“You have to go. Now. What if she asked to see the lab facilities?”
“Why would the queen care about your lab facilities?” She claimed the seat opposite Dr. Erland. He stayed standing. “Besides, it’s too late. The queen already saw me.”
She expected the doctor to explode with this announcement, but instead his frown was quickly replaced with horror. His thick eyebrows drew up beneath his cap. Slowly, he sank down into his seat. “She saw you? Are you sure?”
Cinder nodded. “I was in the courtyard when the protests were going on. Queen Levana appeared on one of the upper balconies and she…did something. To the crowd. Brainwashed or glamoured them or whatever it’s called. They all calmed down and stopped protesting. It was so eerie. Like they all just forgot why they were there, that they hated her. And then they just left.”
“Yes.” Dr. Erland set the vial on the desk. “It suddenly becomes clear how she is able to keep her own people from rebelling against her, isn’t it?”
Cinder leaned forward, tapping her metal fingers against the desk. “Here’s the thing, though. You said before that shells aren’t affected by the Lunar glamour, right? That’s why she ordered them—us—to be killed?”
“That’s right.”
“But it did affect me. I trusted her, as much as anyone else. At least, until my programming kicked in and took control.” She watched as Dr. Erland took off his hat, adjusted the brim, and pulled it back over his fluffy gray hair. “That shouldn’t have happened, right? Because I’m a shell.”
“No,” he said, without conviction. “That shouldn’t have happened.”
He lifted himself from his chair and faced the floor-to-ceiling windows.
A compulsion to reach out and snatch the vial off the desk surged to the tips of her fingers, but Cinder withheld it. The antidote—if it was an antidote—was meant for everyone.
Gulping, she leaned back. “Doctor? You don’t seem too surprised.”

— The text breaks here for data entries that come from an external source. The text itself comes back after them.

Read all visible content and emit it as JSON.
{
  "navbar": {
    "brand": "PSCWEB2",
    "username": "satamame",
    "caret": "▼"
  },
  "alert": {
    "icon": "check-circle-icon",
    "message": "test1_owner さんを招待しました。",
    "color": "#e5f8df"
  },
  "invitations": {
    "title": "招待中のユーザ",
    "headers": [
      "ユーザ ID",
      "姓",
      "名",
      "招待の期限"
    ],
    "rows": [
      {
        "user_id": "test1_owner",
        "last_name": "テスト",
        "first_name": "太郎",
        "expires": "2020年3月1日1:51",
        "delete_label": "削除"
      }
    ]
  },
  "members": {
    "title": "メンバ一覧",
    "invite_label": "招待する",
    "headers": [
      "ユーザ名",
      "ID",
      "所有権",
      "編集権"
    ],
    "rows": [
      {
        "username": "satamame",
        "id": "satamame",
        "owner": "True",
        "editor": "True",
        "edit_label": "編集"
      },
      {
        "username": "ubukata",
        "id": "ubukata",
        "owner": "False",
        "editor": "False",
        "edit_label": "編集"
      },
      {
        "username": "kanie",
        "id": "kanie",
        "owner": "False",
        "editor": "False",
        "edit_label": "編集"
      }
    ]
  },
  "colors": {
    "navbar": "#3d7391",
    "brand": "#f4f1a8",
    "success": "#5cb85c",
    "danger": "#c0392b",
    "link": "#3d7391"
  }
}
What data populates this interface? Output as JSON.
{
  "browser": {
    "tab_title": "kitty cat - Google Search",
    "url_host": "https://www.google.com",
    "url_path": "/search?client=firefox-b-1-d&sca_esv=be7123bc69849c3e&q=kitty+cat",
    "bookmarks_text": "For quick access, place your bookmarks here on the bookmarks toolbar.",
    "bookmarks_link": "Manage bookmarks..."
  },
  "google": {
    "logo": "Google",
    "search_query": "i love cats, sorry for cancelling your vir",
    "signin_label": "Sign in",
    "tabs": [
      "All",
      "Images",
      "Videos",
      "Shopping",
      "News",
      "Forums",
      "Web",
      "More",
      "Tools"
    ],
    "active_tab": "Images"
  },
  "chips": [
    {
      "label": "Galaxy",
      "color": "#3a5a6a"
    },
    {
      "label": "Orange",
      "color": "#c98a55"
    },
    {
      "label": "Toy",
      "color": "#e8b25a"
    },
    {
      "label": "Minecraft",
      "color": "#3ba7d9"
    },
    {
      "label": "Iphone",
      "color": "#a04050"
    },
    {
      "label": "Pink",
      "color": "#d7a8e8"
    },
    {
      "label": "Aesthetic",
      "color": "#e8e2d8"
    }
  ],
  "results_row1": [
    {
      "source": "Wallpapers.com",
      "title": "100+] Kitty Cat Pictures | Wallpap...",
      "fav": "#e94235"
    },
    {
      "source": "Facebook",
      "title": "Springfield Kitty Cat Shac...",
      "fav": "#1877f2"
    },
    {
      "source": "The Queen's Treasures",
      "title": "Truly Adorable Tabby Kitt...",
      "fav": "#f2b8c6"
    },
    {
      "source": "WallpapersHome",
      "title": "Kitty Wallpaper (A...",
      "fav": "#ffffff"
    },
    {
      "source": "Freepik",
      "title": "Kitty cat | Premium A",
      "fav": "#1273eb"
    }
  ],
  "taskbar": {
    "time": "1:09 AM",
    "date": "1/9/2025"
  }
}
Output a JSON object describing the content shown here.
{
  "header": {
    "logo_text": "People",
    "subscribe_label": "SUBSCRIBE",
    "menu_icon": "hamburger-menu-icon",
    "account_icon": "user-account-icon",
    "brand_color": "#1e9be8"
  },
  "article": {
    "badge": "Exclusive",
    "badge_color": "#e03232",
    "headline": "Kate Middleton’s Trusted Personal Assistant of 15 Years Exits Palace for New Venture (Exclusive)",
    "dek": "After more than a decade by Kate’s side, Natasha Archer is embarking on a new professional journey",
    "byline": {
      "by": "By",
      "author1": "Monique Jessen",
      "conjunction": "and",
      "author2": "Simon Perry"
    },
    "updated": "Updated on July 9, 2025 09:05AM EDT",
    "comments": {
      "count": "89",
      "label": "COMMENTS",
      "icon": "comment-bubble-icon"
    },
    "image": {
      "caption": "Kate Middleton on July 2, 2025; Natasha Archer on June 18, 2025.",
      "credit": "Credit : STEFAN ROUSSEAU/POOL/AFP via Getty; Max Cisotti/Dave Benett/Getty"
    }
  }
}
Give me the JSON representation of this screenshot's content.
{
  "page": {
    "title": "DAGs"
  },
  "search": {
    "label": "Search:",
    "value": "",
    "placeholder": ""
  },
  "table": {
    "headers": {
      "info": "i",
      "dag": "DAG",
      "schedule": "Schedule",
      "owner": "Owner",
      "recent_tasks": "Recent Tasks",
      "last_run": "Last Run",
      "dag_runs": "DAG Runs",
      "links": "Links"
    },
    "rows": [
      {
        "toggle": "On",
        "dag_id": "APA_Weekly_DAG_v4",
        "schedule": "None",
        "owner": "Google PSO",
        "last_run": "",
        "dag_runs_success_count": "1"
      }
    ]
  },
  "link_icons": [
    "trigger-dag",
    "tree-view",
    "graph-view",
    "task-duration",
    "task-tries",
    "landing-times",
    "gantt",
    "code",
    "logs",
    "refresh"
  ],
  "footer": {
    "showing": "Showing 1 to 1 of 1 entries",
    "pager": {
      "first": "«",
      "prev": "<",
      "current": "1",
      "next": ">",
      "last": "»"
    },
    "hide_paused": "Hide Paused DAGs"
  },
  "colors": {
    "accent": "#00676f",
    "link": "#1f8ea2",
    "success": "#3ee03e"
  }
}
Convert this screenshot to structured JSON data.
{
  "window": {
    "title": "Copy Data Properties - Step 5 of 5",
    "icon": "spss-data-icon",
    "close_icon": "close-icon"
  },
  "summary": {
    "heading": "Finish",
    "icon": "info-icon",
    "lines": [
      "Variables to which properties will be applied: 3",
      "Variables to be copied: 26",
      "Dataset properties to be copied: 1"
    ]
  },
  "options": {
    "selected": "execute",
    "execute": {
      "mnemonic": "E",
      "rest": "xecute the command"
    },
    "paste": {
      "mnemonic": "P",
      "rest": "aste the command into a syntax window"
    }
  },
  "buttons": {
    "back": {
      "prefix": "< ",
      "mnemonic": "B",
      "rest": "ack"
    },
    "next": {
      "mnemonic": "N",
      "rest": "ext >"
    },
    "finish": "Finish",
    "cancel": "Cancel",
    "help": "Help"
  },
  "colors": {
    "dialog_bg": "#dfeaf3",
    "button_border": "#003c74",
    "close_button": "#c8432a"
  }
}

He raised a hand and tapped his mouth with two fingers before slowly turning toward her.
“I may have misread your diagnostics.” Lie.
She squeezed her hands in her lap. “Or you just didn’t tell me the truth.”
His eyebrows knit, but he didn’t deny it.
Cinder curled her fingers. “So I’m not Lunar?”
“No, no. You are most definitely Lunar.” Truth.
She sulked in the chair, disappointed.
“I’ve been doing some research on your family, Miss Linh.” He must have seen her eyes brighten because he quickly held up both hands. “I mean your adoptive family. Are you aware that your deceased guardian, Linh Garan, designed android systems?”
“Um.” Cinder thought about the plaques and awards sitting on the mantel in Adri’s living room. “That sounds kind of familiar.”
“Well. The year before your surgery, he unveiled an invention at the New Beijing science fair. A prototype. He called it a bioelectrical security system.”
Cinder stared. “A what?”
Standing, Dr. Erland tinkered with the netscreen until a familiar holograph flickered before them. He zoomed in on the representation of Cinder’s neck, showing the small dark spot on her upper spine. “This.”
Cinder reached for the back of her neck, massaging.
“It is a device that ties in with a person’s nervous system. It has two purposes—on an Earthen, it prevents outside manipulation of their personal bioelectricity. Essentially, it makes it so that they are immune to Lunar control. Oppositely, when installed on a Lunar, it keeps them from being able to manipulate the bioelectricity of others. It is as if you were to put a lock on the Lunar gift.”
Cinder shook her head, still rubbing. “A lock? On magic? Is that even possible?”
Dr. Erland lifted a finger to her. “It is not magic. Claiming it to be magic only empowers them.”
“Fine. Bioelectrical whatever. Is it possible?”
“Evidently so. The Lunar gift is the ability to use your brain to output and control electromagnetic energy. To block this ability would require alteration of the nervous system as it enters the brain stem, and to do that while still allowing full movement and sensation would be…it’s quite impressive. Ingenious, really.”